Legal services worth the investment

Legal services are often regarded as a grudge purchase; however, it ensures that consulting engineers and mining houses save money in the long term.

“When consulting engineers are preparing bids for projects on behalf of mining companies, it becomes difficult to justify the cost of legal services,” says specialised law firm LNP Attorneys CE and director Nikita Lalla.

She notes that attorneys need to build a trust relationship with their clients, whereas consulting engineers often have longstanding relationships with mining houses, which take precedence.

An additional challenge is helping potential clients see the benefit of the services legal experts provide. Legal experts can play an essential role as part of a multidisciplinary team in ensuring the success of the projects they work on.

“The need for a multidisciplinary approach needs to be advocated. It’s difficult to say to a client that R100 000 and more should be spent on a multidisciplinary team when the client’s imperative is to get the contract off the ground,” says Lalla.

She notes that not enough time is spent on the first phase of the procurement, which includes choosing the best procurement methodology, preparing the scope of work, and ensuring that the contract is the appropriate scope of work when preparing a request for quote (RFQ).

“The contract, particularly if the language used is not clear or stringent enough in terms of protecting the client’s rights, can result in a cession of various rights and an increase in the types of claims that could be made against the client,” says Lalla.

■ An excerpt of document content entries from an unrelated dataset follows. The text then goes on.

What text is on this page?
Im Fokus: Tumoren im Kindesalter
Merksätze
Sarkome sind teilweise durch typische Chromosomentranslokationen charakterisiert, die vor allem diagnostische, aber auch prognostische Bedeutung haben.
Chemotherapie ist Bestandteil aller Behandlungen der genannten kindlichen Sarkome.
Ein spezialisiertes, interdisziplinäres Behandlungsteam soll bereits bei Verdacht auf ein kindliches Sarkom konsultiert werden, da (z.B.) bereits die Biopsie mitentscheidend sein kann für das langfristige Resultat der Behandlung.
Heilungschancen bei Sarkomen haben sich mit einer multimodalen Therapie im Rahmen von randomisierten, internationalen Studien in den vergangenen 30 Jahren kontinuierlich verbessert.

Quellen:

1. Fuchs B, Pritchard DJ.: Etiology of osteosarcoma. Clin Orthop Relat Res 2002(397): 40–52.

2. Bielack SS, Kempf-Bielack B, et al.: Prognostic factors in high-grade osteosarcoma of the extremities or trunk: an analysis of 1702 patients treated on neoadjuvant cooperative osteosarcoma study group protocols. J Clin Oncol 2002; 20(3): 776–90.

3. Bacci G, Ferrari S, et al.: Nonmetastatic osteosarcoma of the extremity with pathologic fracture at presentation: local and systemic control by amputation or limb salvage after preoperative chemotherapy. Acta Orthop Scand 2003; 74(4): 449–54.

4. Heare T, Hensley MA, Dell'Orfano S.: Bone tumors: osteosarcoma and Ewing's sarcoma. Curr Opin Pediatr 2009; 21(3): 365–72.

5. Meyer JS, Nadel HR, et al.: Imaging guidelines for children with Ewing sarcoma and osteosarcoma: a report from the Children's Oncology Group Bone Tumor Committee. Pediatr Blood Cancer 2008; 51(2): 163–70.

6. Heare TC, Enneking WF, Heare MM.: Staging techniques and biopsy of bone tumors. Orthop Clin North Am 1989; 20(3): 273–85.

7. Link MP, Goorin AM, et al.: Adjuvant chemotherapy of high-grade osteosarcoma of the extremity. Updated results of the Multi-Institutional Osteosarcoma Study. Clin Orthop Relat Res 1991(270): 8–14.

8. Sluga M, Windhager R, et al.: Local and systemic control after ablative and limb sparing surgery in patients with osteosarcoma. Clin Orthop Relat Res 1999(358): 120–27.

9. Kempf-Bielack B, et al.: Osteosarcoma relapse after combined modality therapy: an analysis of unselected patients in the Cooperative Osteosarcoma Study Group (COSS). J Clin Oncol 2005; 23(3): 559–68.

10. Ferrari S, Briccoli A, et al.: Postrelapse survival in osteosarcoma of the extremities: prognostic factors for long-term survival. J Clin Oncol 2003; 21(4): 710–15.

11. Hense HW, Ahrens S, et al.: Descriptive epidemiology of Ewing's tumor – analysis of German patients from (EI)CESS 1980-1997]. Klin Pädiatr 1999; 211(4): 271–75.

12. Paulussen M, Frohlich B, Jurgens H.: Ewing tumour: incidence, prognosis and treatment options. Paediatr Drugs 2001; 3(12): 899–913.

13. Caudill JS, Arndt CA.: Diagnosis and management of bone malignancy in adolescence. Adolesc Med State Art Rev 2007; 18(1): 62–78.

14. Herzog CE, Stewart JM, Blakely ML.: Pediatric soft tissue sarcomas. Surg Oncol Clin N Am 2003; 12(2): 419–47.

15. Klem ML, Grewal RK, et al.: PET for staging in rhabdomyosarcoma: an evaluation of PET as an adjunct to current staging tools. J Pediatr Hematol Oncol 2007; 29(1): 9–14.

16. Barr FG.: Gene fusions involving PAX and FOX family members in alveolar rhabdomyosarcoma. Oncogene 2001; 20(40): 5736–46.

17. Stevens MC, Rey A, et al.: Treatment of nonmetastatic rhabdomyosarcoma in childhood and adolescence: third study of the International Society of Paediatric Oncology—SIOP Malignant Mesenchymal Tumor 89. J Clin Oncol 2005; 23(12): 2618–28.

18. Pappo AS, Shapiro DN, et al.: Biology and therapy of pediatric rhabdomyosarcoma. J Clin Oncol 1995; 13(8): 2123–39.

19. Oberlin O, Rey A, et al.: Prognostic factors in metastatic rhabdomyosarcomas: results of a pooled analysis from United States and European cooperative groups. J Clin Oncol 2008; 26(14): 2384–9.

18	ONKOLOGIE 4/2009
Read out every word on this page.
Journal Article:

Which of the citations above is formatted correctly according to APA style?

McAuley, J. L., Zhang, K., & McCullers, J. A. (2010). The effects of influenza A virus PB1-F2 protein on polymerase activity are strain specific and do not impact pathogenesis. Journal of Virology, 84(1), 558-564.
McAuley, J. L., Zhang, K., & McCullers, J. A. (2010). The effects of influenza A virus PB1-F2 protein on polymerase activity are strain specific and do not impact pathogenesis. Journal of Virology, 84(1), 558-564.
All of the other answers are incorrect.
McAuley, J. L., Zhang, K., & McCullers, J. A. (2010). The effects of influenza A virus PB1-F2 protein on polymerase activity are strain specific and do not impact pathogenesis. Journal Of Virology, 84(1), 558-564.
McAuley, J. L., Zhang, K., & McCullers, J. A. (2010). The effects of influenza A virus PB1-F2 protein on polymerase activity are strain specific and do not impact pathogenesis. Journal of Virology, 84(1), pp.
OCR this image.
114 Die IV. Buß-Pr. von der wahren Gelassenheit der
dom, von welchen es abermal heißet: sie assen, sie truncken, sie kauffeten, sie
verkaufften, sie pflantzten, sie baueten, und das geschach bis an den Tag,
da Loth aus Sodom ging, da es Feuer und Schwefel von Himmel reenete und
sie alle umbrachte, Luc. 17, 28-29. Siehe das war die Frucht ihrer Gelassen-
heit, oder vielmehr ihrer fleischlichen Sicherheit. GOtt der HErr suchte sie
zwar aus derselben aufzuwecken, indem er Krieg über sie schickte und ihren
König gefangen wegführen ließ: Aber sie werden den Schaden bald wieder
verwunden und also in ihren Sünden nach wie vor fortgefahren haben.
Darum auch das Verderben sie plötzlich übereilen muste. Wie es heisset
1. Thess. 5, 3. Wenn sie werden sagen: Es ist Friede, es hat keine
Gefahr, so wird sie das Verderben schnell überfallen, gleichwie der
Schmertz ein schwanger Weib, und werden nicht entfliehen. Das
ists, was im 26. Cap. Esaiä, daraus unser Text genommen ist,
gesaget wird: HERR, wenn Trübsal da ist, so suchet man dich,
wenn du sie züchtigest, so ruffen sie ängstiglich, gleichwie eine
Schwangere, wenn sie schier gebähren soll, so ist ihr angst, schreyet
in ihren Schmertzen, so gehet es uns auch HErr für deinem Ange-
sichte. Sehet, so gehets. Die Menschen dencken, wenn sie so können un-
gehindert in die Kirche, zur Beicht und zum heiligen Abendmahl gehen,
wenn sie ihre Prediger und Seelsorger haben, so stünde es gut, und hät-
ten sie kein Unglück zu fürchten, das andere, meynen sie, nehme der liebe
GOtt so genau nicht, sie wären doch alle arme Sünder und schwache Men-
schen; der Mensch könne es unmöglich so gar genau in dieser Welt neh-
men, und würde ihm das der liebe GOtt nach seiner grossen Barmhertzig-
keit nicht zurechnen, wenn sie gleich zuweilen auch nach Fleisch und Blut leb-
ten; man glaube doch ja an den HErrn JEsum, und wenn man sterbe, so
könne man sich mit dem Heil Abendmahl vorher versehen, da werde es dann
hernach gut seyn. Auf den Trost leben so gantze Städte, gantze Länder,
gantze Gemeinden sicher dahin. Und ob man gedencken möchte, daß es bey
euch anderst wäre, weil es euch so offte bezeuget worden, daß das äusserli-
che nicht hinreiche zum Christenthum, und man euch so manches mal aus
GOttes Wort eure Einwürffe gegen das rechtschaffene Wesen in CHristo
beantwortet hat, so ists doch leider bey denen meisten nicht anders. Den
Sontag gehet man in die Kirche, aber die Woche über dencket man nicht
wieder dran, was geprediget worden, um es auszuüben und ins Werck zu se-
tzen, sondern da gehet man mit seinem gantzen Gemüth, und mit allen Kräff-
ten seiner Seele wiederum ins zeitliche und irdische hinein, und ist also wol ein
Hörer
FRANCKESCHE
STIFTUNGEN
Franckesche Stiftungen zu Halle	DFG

She cites previous cases that she has worked on where the consequences of attorneys not being consulted from the outset were the cession of intellectual property rights or claims for delays.

Lalla explains that contracts need to have a legal and a technical spot check, to ensure that both the contract and the client’s requirements are “cohesively melded”.

“Sometimes contractors request the insertion of their own documents and clauses, while the employer is unaware of the consequential implications thereof,” says Lalla.

However, these problems can be mitigated if the consulting engineer and/or mining company ensures that specialist legal advice is part of the process from the start of the procurement process.

The attorney can then evaluate the risk factors, possible mitigation factors and regulatory issues, especially in cross-border transactions. LNP Attorneys can provide assistance with such aspects ­– from the issuing of an RFQ to the project close.